[MUD-Dev] Blacksnow revisted
Jessica Mulligan
jessica at mm3d.com
Tue Mar 26 10:36:54 CET 2002
On Mon, 25 Mar 2002 02:49:55 -0800, "Caliban Tiresias Darklock"
<caliban at darklock.com> wrote:
> But selling a service is not selling intellectual property, and a
> monopoly on a pure service is unprecedented. Blacksnow are selling
> > their time and effort in obtaining something you want and
> handing it to you, all of which they are perfectly licensed to do
> on DAoC. I > am allowed to go and get the item, I am allowed to
> give it to someone else, and the service of doing so is not
> Mythic's property.
> Whether the *item* is Mythic's property is really quite
> irrelevant, and whether I got paid for the service is also quite
> irrelevant.
Allow me to respectfully disagree. They are specifically forbidden
to do it by the DAoC license, and always have been. Transferring
characters or items for cash constitutes an unapproved sublicense to
use that account or item, and that has always been forbidden by the
DAoC license, as far as I know. The fact that cash trades hands is
perfectly relevant, in that context.
Your statement also ignores the critical point that persistent,
online-only games are both a product *and* a service; they are
inextricably linked. You can't use one without the other; without
both working in tandem and simultaneously, you have nothing. You
can't provide a derivative service without using both the unique
property in the game and the unique service associated within it.
The unique product(s) are suitable for use *only* within that
service, not on the street or in other games by other vendors. You
can't sell your 3rd party service without providing someone else's
unique, controllable intellectual property through their unique,
controllable service and store front. That makes all the difference
in the world. This isn't like someone buying a book and then
reselling it on the street corner; this is like someone standing at
the cash register and offering to fetch books off the shelf for a $5
fee, as long as the potential customer reads the book right there
and doesn't leave the store with it. I think the store owner, the
author and the publisher would all have something to say about that.
For another analogy: If you buy a rake in my home supply store and
then walk door-to-door selling the service of raking the leaves off
lawns, that's one thing; I have no say in that and rightly so.
However, if you buy a rake in my store, advertise my $5 ball-peen
hammers for sale for a $5 service fee, then use the rake to reach up
to the higher shelves in my store, pull down the hammers and fulfill
your orders in the aisle, bypassing my cash registers, then I have
every right to kick you out of my shop and forbid you to ever enter
it again. It doesn't matter that you had to expend some time and
sweat to get the hammers down off the shelf or that there is a
demand for $10 hammers from my patrons; your 'service' depends on
both being present at the service I provide by making the store
available and the products I make available in that store. Without
both of those, used in conjunction, you have no 'service' to sell.

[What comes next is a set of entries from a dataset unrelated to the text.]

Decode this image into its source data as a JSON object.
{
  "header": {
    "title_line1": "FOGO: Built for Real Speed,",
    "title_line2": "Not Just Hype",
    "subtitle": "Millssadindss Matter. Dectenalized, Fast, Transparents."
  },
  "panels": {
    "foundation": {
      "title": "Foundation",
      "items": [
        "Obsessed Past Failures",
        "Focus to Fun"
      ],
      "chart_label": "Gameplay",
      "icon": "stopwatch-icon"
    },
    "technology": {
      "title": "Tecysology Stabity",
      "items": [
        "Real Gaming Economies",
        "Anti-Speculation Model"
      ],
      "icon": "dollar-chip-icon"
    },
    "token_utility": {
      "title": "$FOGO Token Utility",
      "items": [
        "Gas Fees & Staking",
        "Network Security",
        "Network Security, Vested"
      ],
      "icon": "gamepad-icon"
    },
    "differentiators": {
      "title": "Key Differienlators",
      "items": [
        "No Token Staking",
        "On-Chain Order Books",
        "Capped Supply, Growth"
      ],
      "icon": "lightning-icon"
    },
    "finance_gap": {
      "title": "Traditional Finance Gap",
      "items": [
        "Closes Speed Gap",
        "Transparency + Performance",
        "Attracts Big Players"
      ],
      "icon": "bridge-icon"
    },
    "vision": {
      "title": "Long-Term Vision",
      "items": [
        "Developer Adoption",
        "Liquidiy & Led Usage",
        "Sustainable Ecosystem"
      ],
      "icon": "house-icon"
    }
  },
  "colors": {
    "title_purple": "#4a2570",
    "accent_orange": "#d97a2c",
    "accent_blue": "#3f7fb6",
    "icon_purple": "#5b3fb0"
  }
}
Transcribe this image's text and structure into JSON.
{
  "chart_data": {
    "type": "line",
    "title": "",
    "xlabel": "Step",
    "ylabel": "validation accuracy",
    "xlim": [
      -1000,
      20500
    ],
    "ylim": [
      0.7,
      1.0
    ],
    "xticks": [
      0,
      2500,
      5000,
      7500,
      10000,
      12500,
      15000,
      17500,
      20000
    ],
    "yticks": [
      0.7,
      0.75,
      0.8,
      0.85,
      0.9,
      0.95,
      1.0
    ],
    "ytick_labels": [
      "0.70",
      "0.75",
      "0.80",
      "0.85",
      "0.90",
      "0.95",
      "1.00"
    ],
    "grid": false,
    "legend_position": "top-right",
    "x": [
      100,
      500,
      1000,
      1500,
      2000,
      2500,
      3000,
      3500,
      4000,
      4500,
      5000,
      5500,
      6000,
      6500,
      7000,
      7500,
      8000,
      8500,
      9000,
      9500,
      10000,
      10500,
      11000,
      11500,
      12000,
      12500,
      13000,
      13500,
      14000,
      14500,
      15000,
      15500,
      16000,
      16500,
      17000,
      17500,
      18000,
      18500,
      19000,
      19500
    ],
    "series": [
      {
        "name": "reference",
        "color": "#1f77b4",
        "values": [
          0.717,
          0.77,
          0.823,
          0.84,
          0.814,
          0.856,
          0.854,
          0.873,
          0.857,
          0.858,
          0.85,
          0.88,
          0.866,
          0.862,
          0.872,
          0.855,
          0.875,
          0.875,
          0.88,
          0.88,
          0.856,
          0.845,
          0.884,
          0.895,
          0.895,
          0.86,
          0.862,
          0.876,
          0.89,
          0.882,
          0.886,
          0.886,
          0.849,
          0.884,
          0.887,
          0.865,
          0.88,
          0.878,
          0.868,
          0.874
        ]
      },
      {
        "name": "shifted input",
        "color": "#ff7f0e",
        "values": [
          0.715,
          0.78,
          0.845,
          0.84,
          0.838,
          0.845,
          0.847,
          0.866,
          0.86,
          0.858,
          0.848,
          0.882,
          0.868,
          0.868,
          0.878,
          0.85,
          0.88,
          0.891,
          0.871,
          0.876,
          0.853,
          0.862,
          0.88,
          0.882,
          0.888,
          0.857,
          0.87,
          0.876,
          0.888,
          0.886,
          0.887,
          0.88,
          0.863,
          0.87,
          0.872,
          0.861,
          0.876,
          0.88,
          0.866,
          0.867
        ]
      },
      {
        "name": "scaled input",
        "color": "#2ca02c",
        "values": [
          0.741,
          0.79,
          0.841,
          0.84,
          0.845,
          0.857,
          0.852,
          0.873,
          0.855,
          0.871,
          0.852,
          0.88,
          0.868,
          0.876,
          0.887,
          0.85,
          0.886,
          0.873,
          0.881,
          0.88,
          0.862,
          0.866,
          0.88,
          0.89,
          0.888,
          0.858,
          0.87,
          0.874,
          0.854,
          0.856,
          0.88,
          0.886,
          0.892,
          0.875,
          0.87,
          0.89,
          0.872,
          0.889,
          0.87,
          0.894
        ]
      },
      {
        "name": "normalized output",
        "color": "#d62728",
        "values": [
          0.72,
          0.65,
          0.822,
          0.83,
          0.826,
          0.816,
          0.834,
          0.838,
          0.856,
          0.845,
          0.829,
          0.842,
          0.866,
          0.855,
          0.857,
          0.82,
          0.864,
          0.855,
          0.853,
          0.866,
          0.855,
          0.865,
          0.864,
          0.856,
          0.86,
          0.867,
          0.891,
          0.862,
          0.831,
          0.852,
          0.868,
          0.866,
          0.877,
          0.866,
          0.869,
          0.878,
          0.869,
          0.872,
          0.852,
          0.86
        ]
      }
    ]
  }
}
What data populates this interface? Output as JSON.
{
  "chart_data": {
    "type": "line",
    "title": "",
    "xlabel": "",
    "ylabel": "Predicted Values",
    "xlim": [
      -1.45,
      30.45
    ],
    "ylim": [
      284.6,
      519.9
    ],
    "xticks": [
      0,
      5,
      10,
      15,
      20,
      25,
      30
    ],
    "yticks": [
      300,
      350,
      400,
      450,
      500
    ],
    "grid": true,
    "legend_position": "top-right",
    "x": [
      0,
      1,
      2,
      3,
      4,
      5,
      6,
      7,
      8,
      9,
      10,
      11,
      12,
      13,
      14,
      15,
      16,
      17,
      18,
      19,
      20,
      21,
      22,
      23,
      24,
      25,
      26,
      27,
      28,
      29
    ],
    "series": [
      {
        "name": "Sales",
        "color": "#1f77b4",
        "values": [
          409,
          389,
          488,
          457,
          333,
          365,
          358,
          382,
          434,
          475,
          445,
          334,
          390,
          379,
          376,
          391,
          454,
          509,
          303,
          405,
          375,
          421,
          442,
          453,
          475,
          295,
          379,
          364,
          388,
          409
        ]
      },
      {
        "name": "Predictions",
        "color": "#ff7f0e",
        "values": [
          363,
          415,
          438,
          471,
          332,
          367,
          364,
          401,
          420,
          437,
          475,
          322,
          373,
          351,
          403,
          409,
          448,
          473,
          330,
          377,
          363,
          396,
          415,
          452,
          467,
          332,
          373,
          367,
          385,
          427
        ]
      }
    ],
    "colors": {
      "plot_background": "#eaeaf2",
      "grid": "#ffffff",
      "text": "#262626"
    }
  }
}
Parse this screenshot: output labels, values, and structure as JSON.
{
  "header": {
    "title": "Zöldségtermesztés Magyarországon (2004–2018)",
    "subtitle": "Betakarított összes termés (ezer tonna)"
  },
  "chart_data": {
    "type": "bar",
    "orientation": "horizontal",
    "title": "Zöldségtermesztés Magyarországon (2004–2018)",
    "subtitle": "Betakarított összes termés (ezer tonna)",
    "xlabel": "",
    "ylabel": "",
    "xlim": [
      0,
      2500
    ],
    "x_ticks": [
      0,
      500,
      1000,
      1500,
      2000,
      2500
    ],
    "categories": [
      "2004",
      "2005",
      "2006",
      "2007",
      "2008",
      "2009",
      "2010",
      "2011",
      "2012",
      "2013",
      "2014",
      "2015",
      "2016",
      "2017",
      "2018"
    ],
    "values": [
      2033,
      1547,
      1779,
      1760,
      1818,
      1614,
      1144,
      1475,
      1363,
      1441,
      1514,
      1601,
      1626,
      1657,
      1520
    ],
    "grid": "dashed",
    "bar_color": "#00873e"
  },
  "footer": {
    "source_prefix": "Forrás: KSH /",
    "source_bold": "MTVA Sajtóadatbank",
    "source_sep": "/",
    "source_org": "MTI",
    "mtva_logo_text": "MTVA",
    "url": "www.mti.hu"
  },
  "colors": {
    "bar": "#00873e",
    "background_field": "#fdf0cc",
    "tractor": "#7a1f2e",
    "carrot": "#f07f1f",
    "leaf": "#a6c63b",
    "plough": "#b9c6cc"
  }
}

At the very least, you need my permission to do it on my property.
Beyond that, the law (in the US, anyway) has firmly established that
you have no inalienable right to use my service or my store. I can
refuse to serve anyone I wish, as long as I don't refuse based on
such individual discriminatory, non-commercial factors as race,
gender, religion, creed, sexual orientation, national extraction,
marital status, political persuasion, etc.. Nowhere is there a law
that I know of that says I have to allow you to use my products and
service simply because you've found a way to make money off standing
in my store, selling my products. The fact that individual players
are allowed to freely transfer items inside the game, within the
context of the game, does not open the door to commercial sales. I
have a right to set the conditions of sale in my store, not you. If
I set a condition that any patron can have a hammer at no cost by
personally walking the aisles of my store and touching every other
product on the shelves, it doesn't matter that some people like the
convenience of you doing it for them and paying you $10 for the
hammer; in my store, the condition is that you personally have to do
it, not your surrogate. It is irrelevant that you can physically
perform the action and the buyers consider it a convenient service
to pay you $10 to hang out in Aisle 10 while you complete the
walk-through; if I catch you doing it, I have a right to boot you
out.
I also have the right to kick anyone out of my store who acquires
one of those hammers from you or to confiscate it and put it back on
the shelf, especially if they walk around the store bonking my other
patrons on the head with them or block access to the hammers by
legitimate patrons following the conditions I set in my shop. Or if
you are particularly fast at touching all those products and I have
patrons lined up around the block waiting for their free hammer,
causing me a customer service nightmare, not to mention the expense
of laying on more customer service people to handle the load, and
the lost sales, broken reputation and the good will I've developed
from legitimate customers who can't acquire a hammer under the
conditions I've set for my store and go elsewhere.
In other words, any reasonable and responsible person would assume
that Black Snow doesn't get to determine how DAoC players access and
use the service/store front and intellectual property in conjunction
with one another, but rather that the right is reserved to
Mythic. Or Verant, or EA, for their products and services.
And at that point, market forces will determine whether or not it is
a good idea to allow it. If publishers that don't allow it
experience a significant drop in subscriptions because they don't
allow it, they'll rethink the whole proposition.